Medication adherence is the fancy term for taking meds as directed. You might assume that patients always adhere to the instructions they’re given, but that’s not the case. The Centers for Disease Control and Prevention (CDC) says 20 to 30% of prescriptions are never filled, and of those that are, half are not taken as directed, including not following timing, dosage, frequency, or duration instructions. That means, at best, just 40% of prescriptions are taken properly.

Medication adherence is especially important for managing chronic conditions such as diabetes, high blood pressure, and high cholesterol. According to the CDC, the majority of patients prescribed a medication for a chronic disease take less than prescribed, or stop taking it altogether, within six months.

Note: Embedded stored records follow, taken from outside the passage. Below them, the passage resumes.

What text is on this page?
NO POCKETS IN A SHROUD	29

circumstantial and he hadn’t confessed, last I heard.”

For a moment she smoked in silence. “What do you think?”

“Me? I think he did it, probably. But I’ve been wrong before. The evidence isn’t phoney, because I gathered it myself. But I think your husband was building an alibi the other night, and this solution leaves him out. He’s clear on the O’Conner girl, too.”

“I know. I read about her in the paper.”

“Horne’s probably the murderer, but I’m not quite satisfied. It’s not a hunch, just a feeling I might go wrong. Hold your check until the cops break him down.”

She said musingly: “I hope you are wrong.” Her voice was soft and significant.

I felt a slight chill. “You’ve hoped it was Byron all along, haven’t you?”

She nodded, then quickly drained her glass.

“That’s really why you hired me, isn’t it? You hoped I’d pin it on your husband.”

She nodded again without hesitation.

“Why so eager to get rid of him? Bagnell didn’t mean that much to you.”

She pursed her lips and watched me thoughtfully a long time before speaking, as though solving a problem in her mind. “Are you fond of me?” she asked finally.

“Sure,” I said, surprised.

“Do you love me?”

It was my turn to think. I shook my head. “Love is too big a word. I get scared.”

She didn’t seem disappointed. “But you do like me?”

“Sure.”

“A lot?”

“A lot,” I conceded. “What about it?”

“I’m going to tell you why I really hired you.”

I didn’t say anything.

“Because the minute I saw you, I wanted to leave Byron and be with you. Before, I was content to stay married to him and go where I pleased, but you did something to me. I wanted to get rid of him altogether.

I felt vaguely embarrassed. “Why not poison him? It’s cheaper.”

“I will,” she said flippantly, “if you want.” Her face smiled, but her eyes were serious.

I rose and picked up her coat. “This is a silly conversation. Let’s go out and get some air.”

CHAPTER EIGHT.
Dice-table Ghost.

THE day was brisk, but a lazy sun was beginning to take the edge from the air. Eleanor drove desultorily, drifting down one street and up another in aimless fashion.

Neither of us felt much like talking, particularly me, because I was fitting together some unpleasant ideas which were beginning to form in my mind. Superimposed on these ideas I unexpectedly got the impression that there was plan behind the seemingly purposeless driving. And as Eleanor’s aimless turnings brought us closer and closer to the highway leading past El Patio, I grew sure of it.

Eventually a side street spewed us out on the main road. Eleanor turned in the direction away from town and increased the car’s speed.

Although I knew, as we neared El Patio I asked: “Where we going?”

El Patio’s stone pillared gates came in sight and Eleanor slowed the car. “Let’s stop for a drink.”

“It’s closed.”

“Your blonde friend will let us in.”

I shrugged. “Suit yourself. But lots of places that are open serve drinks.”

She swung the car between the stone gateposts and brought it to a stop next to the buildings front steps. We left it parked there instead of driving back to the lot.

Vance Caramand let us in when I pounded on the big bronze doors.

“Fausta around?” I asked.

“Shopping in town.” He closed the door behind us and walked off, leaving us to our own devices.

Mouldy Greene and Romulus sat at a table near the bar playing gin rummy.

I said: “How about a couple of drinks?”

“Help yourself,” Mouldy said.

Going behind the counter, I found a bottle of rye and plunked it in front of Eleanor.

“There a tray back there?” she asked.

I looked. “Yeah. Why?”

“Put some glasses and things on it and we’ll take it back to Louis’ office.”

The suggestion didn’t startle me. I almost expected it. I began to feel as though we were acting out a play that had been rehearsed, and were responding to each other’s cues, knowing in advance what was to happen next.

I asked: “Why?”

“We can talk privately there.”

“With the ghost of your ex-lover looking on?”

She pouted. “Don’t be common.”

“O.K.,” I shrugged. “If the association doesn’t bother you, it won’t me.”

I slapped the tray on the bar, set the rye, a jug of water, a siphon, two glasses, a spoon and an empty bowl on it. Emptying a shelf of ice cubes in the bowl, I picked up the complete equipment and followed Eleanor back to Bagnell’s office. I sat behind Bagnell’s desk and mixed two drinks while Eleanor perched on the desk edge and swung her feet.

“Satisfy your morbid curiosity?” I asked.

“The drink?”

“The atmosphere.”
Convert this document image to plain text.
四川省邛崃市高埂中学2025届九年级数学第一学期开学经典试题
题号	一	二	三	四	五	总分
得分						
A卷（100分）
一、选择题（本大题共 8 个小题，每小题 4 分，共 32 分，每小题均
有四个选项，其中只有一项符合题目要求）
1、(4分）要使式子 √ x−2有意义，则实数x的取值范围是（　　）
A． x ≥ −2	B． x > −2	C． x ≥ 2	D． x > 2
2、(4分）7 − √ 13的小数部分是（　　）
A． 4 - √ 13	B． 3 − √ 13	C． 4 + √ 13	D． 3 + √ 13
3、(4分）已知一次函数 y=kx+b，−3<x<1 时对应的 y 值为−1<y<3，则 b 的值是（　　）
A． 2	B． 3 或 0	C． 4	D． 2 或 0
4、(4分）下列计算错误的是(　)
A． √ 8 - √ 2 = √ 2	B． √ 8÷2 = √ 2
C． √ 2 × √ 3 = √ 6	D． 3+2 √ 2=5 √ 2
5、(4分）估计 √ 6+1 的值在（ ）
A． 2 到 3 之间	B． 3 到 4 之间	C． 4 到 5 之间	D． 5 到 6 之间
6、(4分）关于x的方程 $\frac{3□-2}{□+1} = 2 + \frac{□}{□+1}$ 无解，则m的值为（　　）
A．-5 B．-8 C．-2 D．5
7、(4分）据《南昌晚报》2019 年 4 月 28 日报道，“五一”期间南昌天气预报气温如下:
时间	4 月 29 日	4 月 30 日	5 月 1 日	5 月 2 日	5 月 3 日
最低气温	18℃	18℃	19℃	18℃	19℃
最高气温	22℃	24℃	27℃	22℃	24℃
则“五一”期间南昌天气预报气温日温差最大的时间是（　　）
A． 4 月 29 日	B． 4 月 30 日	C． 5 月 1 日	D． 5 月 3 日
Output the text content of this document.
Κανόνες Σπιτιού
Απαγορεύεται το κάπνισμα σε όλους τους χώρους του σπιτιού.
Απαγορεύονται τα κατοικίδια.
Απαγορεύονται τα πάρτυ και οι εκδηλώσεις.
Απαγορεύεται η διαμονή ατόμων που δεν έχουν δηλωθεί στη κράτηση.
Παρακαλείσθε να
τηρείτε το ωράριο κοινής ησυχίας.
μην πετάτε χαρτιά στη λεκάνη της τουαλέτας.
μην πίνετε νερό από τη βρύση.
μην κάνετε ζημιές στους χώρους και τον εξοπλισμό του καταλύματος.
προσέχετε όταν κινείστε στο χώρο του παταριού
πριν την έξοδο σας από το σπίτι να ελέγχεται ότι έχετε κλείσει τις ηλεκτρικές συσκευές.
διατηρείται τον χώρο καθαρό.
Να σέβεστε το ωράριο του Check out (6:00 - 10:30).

One missed dose may not be a big deal, but when missed doses begin to add up, your health can take a serious hit – even to the point of being deadly. The National Institutes of Health calculates that not taking medications as directed may result in 100,000 preventable deaths annually in the United States, while the American Heart Association puts the impact on health care spending at nearly $300 billion a year in additional doctor visits, emergency department visits, and hospitalizations. There is also a cost to employers in lost earnings and lost productivity due to employee absence and underperformance resulting from illness or physical condition.

Surveys conducted by Univera Healthcare revealed reasons why patients may not take their medications as prescribed. They may forget, misunderstand instructions, or decide they don’t need them any longer because their symptoms have subsided. A medication may be too expensive, have undesirable side effects, or the instructions may be complex.

We need to do better.

Arranging for prescription home delivery, offered by many pharmacies, may improve adherence. Patients having trouble affording a medication can ask their physician or pharmacist if there is a lower-cost generic version, or an approved alternative treatment that may cost less. Other tips include establishing a routine for taking medications, using pill box organizers, and downloading phone app reminders.

Statista, a global data and business intelligence platform, estimates that 4.9 billion retail prescriptions will be filled in the United States this year. When those medications are taken as directed, health outcomes improve, chronic conditions are managed, health care dollars are used efficiently, and lives are saved.

Mona Chitre, Pharm.D. is chief pharmacy officer and president of pharmacy solutions at Univera Healthcare.